Une analyse que la compagnie a toujours contestée, affirmant que ses pilotes et hôtesses, salariés irlandais bénéficiant de la couverture sociale irlandaise, sont simplement « détachés » à Marseille. La base serait donc uniquement opérationnelle, où rien ne se déciderait et qui ne servirait qu’à l’embarquement et au débarquement des passagers.

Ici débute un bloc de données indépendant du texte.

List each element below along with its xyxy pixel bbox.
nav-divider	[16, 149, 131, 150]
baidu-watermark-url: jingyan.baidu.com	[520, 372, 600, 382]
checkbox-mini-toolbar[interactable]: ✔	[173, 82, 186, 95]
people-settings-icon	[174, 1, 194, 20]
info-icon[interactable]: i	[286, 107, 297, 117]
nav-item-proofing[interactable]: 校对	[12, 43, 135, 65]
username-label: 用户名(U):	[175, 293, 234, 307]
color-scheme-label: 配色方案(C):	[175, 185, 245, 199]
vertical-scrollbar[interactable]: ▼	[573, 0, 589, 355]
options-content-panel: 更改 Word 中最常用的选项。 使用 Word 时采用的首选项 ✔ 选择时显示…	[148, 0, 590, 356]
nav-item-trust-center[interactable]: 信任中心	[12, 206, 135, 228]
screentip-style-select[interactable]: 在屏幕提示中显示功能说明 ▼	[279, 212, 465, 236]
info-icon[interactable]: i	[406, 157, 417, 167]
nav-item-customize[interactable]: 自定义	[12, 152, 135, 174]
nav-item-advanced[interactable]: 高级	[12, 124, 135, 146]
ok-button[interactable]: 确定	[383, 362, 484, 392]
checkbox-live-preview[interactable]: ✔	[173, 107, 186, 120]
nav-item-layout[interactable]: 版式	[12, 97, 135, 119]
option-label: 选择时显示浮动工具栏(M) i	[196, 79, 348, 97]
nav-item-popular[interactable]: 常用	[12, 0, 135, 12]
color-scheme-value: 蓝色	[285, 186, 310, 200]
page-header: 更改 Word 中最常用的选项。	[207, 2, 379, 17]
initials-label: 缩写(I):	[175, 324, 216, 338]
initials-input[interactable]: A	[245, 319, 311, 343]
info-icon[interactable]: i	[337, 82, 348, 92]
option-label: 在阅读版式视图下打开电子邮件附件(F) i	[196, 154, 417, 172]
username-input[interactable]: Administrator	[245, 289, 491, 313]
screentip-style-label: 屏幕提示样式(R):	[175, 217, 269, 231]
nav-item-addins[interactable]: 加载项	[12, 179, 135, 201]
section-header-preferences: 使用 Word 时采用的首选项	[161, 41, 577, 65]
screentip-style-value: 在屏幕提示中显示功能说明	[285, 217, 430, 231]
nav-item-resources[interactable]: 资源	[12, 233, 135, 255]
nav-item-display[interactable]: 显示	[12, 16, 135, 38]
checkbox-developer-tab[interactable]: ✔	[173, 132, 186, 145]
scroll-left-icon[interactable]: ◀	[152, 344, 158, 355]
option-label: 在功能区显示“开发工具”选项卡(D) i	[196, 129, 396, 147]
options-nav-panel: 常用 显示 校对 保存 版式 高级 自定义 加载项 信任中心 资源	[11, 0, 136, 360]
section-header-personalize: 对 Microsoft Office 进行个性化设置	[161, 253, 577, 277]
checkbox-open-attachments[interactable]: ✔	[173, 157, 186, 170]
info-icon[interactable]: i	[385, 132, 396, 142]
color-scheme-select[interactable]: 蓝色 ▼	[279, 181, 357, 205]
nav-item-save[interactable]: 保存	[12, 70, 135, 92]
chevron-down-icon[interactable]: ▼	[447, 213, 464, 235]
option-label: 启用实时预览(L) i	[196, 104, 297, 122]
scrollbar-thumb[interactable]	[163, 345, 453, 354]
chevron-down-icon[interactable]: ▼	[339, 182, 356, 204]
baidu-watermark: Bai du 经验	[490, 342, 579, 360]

Des pilotes « autoentrepreneurs »
Comme la première fois, l’enquête en cours dévoile la complexité de l’emploi au sein de la compagnie. Les hôtesses et stewards sont majoritairement embauchés par les sociétés Crewlink et Workforce pour le compte de Ryanair. Quant à la majorité des pilotes, assimilés à des « autoentrepreneurs », ils se doivent d’être gérants d’une société irlandaise qui contracte ensuite avec Brookfield Aviation International Ltd, société qualifiée « d’intermédiaire », pour être mis à la disposition de la compagnie.
L’un des pilotes auditionnés par les gendarmes a ainsi déclaré : « Brookfield m’a demandé de créer ma société, c’était la condition pour travailler pour Ryanair. Je n’ai jamais vu le siège de ma société, je ne connais pas les statuts de ma société. »
Ryanair effectuait environ 5 000 rotations à Marseille en 2013 et son activité représente 80 % du trafic du terminal low cost MP2 de l’aéroport. S’intéressant aux relations de la compagnie avec la chambre de commerce et d’industrie Marseille-Provence, les enquêteurs ont calculé que, au titre du contrat publicitaire les liant, l’institution aurait, de 2011 à 2014, versé 5,5 millions d’euros à AMS, filiale à 100 % de Ryanair.
Vecteur du développement touristique, Ryanair reste le bienvenu à Marseille. Son numéro deux, Michael Cawley, avait reçu la médaille de citoyen d’honneur de la ville en octobre 2013, provoquant l’ire du Syndicat national des pilotes de ligne, qui y voyait « la caution des agissements illégaux et l’encouragement à la spoliation des systèmes sociaux français ». Pour la période visée par l’enquête, la Caisse de retraite du personnel navigant professionnel de l’aéronautique civile évalue son préjudice à 4,26 millions d’euros et l’Urssaf à plus de 6,8 millions.